In a June 26 memorandum, Scott Pruitt, administrator of the Environmental Protection Agency, initiated a regulatory update proceeding that would change EPA’s role in permitting discharges of dredged or fill materials under section 404(c) of the Clean Water Act. 

Currently, section 404(c) allows EPA to veto at any time a permit issued by the U.S. Army Corps of Engineers or an approved state regarding the discharge of dredged or fill material at specified disposal sites. Yet Pruitt said in the memo he is “concerned that the mere potential” for EPA’s use of its section 404(c) authority “before or after the permitting process” could “chill economic growth by short-circuiting the permitting process.”

For that reason, “changing the current regulations would help to ensure that EPA exercises its authority in a careful, predictable and prudent manner,” he noted.

From a transportation perspective, dredging is key to removing sediments and debris from the bottom of lakes, rivers, harbors, and other bodies of water to keep channels open for barge and ship movements.

Permit and contracting issues, however, can delay dredging efforts – as in the case of dredging work originally planned for this spring and summer off the Keweenaw Peninsula in Michigan that had to be put off by the Michigan Department of Natural Resources (DNR).

In 2017, the EPA provided $3.1 million to the Army Corps to design and carry out dredging of the Buffalo Reef trough, a project which was scheduled to begin in May this year.
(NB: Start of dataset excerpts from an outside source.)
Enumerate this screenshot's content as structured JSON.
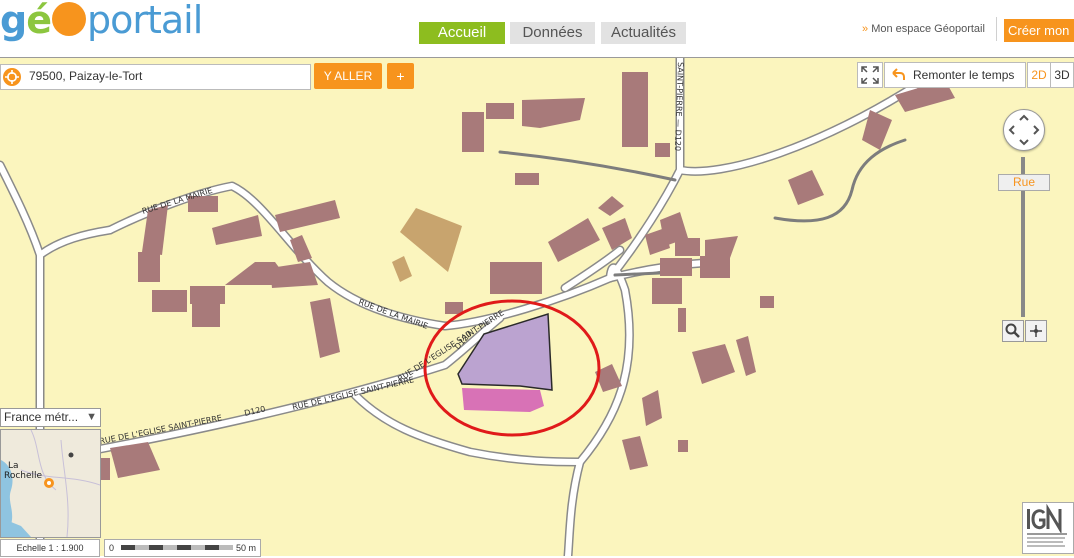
{
  "header": {
    "logo": {
      "g": "g",
      "e": "é",
      "o": "o",
      "portail": "portail"
    },
    "nav": [
      {
        "label": "Accueil",
        "active": true
      },
      {
        "label": "Données",
        "active": false
      },
      {
        "label": "Actualités",
        "active": false
      }
    ],
    "espace_chevron": "»",
    "espace_label": "Mon espace Géoportail",
    "creer_label": "Créer mon"
  },
  "search": {
    "value": "79500, Paizay-le-Tort",
    "go_label": "Y ALLER",
    "plus_label": "+"
  },
  "toolbar": {
    "remonter_label": "Remonter le temps",
    "mode_2d": "2D",
    "mode_3d": "3D"
  },
  "zoom": {
    "level_label": "Rue"
  },
  "layers": {
    "selected": "France métr...",
    "arrow": "▼"
  },
  "minimap": {
    "city_line1": "La",
    "city_line2": "Rochelle"
  },
  "scale": {
    "label": "Echelle 1 :  1.900",
    "start": "0",
    "end": "50 m"
  },
  "roads": [
    {
      "label": "RUE DE LA MAIRIE"
    },
    {
      "label": "RUE DE LA MAIRIE"
    },
    {
      "label": "D120"
    },
    {
      "label": "RUE DE L'EGLISE SAINT-PIERRE"
    },
    {
      "label": "D120"
    },
    {
      "label": "RUE DE L'EGLISE SAINT-PIERRE"
    },
    {
      "label": "RUE DE L'EGLISE SAINT-PIERRE"
    },
    {
      "label": "SAINT-PIERRE — D120"
    }
  ],
  "colors": {
    "map_bg": "#fbf5be",
    "building": "#a87a7a",
    "highlight_purple": "#bba3d0",
    "highlight_pink": "#d872b6",
    "annotation_circle": "#e01a1a",
    "accent_orange": "#f7941d",
    "nav_green": "#8dbd1f"
  }
}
But permitting issues over the construction of a “control mechanism” for the sands removed via the dredging work may delay it until 2022, with completion two years after that.

“Concerns involving real estate and dredging natural sands versus stamp sand from an underwater trough area have resulted in changes to the proposed project,” noted Steven Check, a project manager with the U.S. Army Corps of Engineers in Detroit, in a DNR press release. “These concerns have required the reworking of bid documents and potential modifications to the DNR permit, which has resulted in unexpected delays.”
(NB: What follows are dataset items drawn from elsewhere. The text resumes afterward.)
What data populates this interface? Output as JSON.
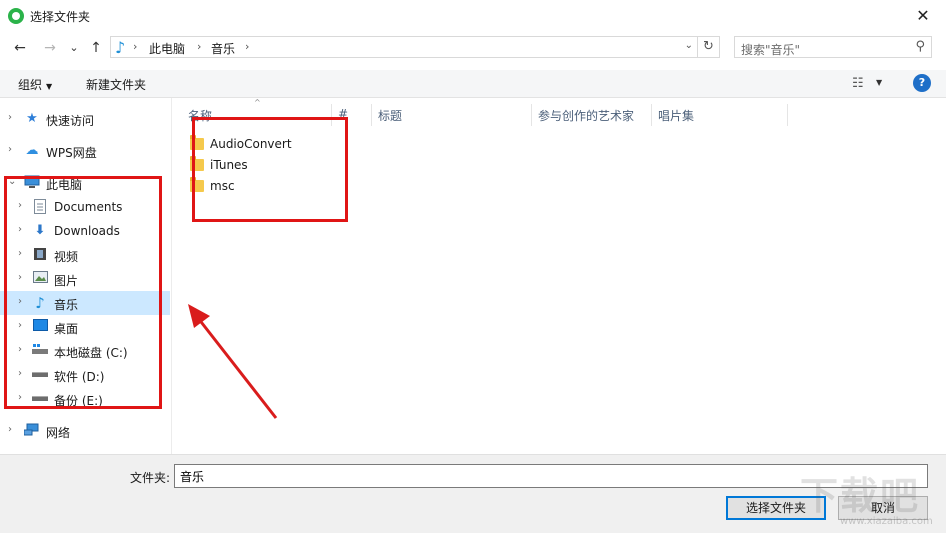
{
  "window": {
    "title": "选择文件夹",
    "close_glyph": "✕"
  },
  "address": {
    "back_glyph": "←",
    "forward_glyph": "→",
    "recent_glyph": "⌄",
    "up_glyph": "↑",
    "crumbs": [
      "此电脑",
      "音乐"
    ],
    "sep": "›",
    "dropdown_glyph": "⌄",
    "refresh_glyph": "↻"
  },
  "search": {
    "placeholder": "搜索\"音乐\"",
    "icon_glyph": "⚲"
  },
  "toolbar": {
    "organize": "组织",
    "organize_caret": "▼",
    "new_folder": "新建文件夹",
    "view_glyph": "☷",
    "view_caret": "▼",
    "help": "?"
  },
  "nav": {
    "quick_access": "快速访问",
    "wps": "WPS网盘",
    "this_pc": "此电脑",
    "documents": "Documents",
    "downloads": "Downloads",
    "videos": "视频",
    "pictures": "图片",
    "music": "音乐",
    "desktop": "桌面",
    "drive_c": "本地磁盘 (C:)",
    "drive_d": "软件 (D:)",
    "drive_e": "备份 (E:)",
    "network": "网络",
    "collapsed_glyph": "›",
    "expanded_glyph": "⌄"
  },
  "columns": {
    "name": "名称",
    "number": "#",
    "title": "标题",
    "artists": "参与创作的艺术家",
    "album": "唱片集",
    "sort_glyph": "^"
  },
  "files": [
    "AudioConvert",
    "iTunes",
    "msc"
  ],
  "footer": {
    "folder_label": "文件夹:",
    "folder_value": "音乐",
    "select_button": "选择文件夹",
    "cancel_button": "取消"
  },
  "watermark": {
    "main": "下载吧",
    "sub": "www.xiazaiba.com"
  }
}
To reduce the incidences of similar permit delays is one reason why EPA’s Pruitt is directing the agency’s Office of Water to develop a proposed rulemaking that would consider the following changes:

  • Eliminating the authority to initiate the section 404(c) process before a section 404 permit application has been filed with the Corps or a state, otherwise known as the “preemptive veto.”
  • Eliminating the authority to initiate the section 404(c) process after a permit has been issued by the Corps or a state, otherwise known as the “retroactive veto.”
  • Requiring a Regional Administrator to obtain approval from EPA headquarters before initiating the section 404(c) process.
  • Requiring a Regional Administrator to review and consider the findings of an “environmental assessment” or “environmental impact statement” prepared by the Corps or a state before preparing and publishing notice of a proposed determination.
  • Requiring EPA to publish and seek public comment on a final determination before such a determination takes effect.
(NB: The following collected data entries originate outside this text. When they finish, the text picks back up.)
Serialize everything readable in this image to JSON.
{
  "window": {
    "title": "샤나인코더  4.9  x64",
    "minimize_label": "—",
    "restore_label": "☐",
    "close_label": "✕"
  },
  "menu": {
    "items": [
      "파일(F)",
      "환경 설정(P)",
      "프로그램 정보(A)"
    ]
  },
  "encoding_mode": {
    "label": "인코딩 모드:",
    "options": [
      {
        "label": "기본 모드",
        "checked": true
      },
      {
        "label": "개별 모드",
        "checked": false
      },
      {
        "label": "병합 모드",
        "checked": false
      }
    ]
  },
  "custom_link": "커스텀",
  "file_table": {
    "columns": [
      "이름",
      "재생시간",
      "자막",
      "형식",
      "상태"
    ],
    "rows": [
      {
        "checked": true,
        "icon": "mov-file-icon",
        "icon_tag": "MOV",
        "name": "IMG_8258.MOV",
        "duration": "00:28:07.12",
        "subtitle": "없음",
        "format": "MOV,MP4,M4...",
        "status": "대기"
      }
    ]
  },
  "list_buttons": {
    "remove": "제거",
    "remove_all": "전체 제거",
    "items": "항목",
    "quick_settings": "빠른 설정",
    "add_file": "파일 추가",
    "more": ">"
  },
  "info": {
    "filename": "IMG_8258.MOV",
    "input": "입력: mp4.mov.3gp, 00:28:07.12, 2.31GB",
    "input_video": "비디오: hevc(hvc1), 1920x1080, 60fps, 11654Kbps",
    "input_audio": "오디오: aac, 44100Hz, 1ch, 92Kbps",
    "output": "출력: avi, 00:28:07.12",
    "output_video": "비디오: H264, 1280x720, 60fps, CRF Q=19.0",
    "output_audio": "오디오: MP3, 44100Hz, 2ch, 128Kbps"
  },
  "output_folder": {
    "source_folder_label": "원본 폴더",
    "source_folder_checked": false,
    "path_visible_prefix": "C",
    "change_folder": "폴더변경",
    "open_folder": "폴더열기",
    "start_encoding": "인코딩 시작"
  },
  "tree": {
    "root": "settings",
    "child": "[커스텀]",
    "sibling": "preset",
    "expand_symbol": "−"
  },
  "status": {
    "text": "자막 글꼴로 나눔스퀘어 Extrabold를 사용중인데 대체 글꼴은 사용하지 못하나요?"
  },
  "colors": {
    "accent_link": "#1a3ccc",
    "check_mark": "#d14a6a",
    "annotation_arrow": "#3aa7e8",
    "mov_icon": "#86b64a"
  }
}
“These regulations were last revised 40 years ago at a time in our history when environmental safeguards and analytical methods were far less developed than they are today,” Pruitt stressed in his memo.

“The EPA’s regulations should reflect today’s permitting processes and modern-day methods and protections, including the robust existing process under the National Environmental Policy Act that already requires federal agencies to consider the environment and related social and economic effects of their proposed actions, while providing opportunities for public review and comment,” he explained.

“This long-overdue update to the regulations has the promise of increasing certainty for land owners, investors, businesses and entrepreneurs to make investment decisions while preserving the EPA’s authority to restrict discharges of dredge or fill material that will have an unacceptable adverse effect on water supplies, recreation, fisheries and wildlife,” Pruitt added.